L’arbitrage est une procédure, un vote par exemple, assez rapide qui donne un résultat sans qu’il y ait de mesure de l’engagement personnel de ceux qui y participent. Un arbitrage ne dit rien d’autre que son résultat, chacun dit oui ou non, pour ou contre, et on compte les points, alors qu’une décision a au contraire une histoire longue et singulière où les arguments et les émotions parcourent tout le chemin et où la nature des éléments qui y conduisent s’accordent mal aux étalonnages uniformes. Dans cette histoire, il y a des moments déterminants, heureux et malheureux, mais leur caractère déterminant est généralement peu accessible. Le cœur de la décision peut même consister en une absence ou rester partiellement invisible aux acteurs.

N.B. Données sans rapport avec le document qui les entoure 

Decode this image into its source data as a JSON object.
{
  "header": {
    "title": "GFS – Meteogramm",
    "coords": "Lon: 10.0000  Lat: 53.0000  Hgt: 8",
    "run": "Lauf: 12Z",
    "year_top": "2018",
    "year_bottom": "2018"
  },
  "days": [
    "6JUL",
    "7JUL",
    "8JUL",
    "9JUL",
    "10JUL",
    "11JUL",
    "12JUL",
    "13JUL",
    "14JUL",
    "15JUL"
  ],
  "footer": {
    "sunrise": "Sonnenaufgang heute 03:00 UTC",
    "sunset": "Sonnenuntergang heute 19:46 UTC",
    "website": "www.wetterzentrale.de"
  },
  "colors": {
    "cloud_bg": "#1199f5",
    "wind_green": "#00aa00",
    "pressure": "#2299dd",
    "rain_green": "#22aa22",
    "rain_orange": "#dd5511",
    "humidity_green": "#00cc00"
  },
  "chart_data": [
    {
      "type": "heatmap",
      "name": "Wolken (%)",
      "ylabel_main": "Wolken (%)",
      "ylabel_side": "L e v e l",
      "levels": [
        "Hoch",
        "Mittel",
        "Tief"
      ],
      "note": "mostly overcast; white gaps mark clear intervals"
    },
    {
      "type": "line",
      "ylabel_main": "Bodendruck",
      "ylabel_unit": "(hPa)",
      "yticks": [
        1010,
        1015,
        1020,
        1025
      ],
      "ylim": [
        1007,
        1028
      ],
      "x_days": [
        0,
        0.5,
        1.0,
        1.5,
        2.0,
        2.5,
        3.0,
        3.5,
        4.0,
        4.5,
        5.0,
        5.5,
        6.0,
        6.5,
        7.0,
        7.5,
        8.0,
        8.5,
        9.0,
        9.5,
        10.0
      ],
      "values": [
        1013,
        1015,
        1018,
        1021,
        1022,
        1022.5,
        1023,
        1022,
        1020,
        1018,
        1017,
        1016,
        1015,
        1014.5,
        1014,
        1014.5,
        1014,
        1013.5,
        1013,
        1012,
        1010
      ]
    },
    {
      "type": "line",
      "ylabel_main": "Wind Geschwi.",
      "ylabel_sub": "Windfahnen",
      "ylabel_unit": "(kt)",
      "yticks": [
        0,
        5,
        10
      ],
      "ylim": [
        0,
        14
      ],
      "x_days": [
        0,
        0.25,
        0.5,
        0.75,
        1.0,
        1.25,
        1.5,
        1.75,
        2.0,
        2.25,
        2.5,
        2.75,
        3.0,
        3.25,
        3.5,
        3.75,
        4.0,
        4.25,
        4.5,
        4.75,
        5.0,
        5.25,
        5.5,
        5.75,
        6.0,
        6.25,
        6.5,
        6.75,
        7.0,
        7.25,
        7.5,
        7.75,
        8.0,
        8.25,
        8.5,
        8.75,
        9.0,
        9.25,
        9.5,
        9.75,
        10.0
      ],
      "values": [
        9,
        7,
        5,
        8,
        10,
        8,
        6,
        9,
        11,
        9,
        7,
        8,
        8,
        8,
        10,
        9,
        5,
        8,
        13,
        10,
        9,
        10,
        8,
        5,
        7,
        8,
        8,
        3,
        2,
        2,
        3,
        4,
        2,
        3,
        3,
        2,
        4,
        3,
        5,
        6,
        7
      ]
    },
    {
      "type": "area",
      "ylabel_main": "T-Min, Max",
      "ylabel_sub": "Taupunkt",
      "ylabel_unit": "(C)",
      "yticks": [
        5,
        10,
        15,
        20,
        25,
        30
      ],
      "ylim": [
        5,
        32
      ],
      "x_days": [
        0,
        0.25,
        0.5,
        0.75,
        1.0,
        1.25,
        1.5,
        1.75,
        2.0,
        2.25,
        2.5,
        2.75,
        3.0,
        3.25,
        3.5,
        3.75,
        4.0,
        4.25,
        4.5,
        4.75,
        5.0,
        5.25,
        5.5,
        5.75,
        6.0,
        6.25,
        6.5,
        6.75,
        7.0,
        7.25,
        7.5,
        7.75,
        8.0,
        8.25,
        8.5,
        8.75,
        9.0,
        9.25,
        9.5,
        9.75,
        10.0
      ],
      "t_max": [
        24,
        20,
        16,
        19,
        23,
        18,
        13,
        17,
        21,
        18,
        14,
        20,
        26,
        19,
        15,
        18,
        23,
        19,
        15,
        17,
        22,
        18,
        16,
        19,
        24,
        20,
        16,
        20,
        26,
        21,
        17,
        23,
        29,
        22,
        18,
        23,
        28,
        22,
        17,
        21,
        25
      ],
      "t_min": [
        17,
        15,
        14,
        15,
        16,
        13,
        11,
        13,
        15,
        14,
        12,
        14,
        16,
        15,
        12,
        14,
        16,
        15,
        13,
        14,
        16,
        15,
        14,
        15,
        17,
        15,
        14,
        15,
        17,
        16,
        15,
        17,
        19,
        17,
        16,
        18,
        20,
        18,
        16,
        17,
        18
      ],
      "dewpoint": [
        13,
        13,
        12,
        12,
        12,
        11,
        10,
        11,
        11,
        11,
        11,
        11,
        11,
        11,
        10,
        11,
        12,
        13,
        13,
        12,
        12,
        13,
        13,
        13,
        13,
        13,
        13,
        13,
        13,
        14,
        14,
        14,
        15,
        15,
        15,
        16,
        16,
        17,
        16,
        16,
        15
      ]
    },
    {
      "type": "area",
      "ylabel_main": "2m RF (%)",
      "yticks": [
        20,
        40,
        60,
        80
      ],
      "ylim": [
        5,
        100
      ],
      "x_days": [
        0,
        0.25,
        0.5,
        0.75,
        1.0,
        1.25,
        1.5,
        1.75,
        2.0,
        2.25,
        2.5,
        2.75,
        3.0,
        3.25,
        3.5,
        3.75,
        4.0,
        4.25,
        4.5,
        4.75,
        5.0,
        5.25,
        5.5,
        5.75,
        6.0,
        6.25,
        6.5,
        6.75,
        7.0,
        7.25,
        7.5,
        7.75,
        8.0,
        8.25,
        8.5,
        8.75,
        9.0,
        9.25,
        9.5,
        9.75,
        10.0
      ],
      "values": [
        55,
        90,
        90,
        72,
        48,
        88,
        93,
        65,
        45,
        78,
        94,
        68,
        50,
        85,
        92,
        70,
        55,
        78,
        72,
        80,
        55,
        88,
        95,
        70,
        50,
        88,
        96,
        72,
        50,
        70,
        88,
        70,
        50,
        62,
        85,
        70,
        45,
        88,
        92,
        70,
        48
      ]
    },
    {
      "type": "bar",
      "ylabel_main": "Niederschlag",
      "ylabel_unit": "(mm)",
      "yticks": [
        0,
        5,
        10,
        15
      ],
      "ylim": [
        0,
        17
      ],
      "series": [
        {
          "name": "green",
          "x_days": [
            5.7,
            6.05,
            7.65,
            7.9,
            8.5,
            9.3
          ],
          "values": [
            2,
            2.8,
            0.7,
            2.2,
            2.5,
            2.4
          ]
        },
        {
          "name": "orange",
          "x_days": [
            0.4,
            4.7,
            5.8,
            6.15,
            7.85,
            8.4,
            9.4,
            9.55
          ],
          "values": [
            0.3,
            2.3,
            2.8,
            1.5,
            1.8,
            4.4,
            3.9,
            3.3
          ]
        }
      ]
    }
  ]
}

L’émotionnel et l’histoire collective ont un impact majeur sur les arbitrages

On voit les arbitrages, tout au moins une partie d’entre eux. Les neurologues différencient la décision automatique et la décision délibérative (je reviens au langage usuel, les neurologues ne distinguent pas arbitrage et décision), comme si le cerveau négociait avec lui-même. C’est d’ailleurs ce qu’ont montré les scanners avec la mobilisation concurrente de plusieurs parties du cerveau. Bien entendu, s’agissant de politique, on pense immédiatement à la décision rationnelle, en forme d’équation, face à des enjeux complexes à analyser. L’individu a tendance à surévaluer sa rationalité parce qu’elle mobilise très ouvertement sa conscience alors que les émotions sont plus brutales et moins contrôlées. En groupe, la tendance individuelle peut être calmée ou au contraire exacerbée. Nous vivons dans un système politique de démocratie mise en scène, avec une césure majoritaire déterminante, souvent folklorisée. L’art de présenter le clivage joue un rôle central dans la dramaturgie formelle du choix politique qui se déroule dans la procédure automatique et routinière. L’équilibre du rapport de forces mis en scène n’a pas forcément beaucoup de rapport avec la singularité de la décision et de son chemin.

La décision automatique, c’est aussi simple que de s’arrêter au feu rouge, même si l’on est principalement absorbé par la discussion avec son passager : la majorité est pour le budget, l’opposition est contre ou au plus s’abstient. La procédure automatisée d’arbitrage, généralement le vote à main levée dans les assemblées locales, ne dit rien de la construction de la décision mais elle affiche un résultat visible. Maintenant, allez trouver les points stratégiques du budget ? discerner les questions clés dans les 53 points à l’ordre du jour du conseil communautaire ? c’est autre chose… Les membres des assemblées en sont incapables quand ils débutent et la plupart n’en seront capables que partiellement au terme du mandat électif. Seuls les experts des instances du pouvoir institutionnel peuvent décrypter aisément l’historique des décisions, et encore… Les neuro-scientifiques sont certains que la connaissance augmente le libre arbitre du décideur, ils ont montré qu’aucun individu ne sait identifier aisément le moment où il a pris une décision et que les signes physiques du choix sont perceptibles plusieurs secondes avant qu’ils n’atteignent la conscience de la personne qui s’engage sur une option.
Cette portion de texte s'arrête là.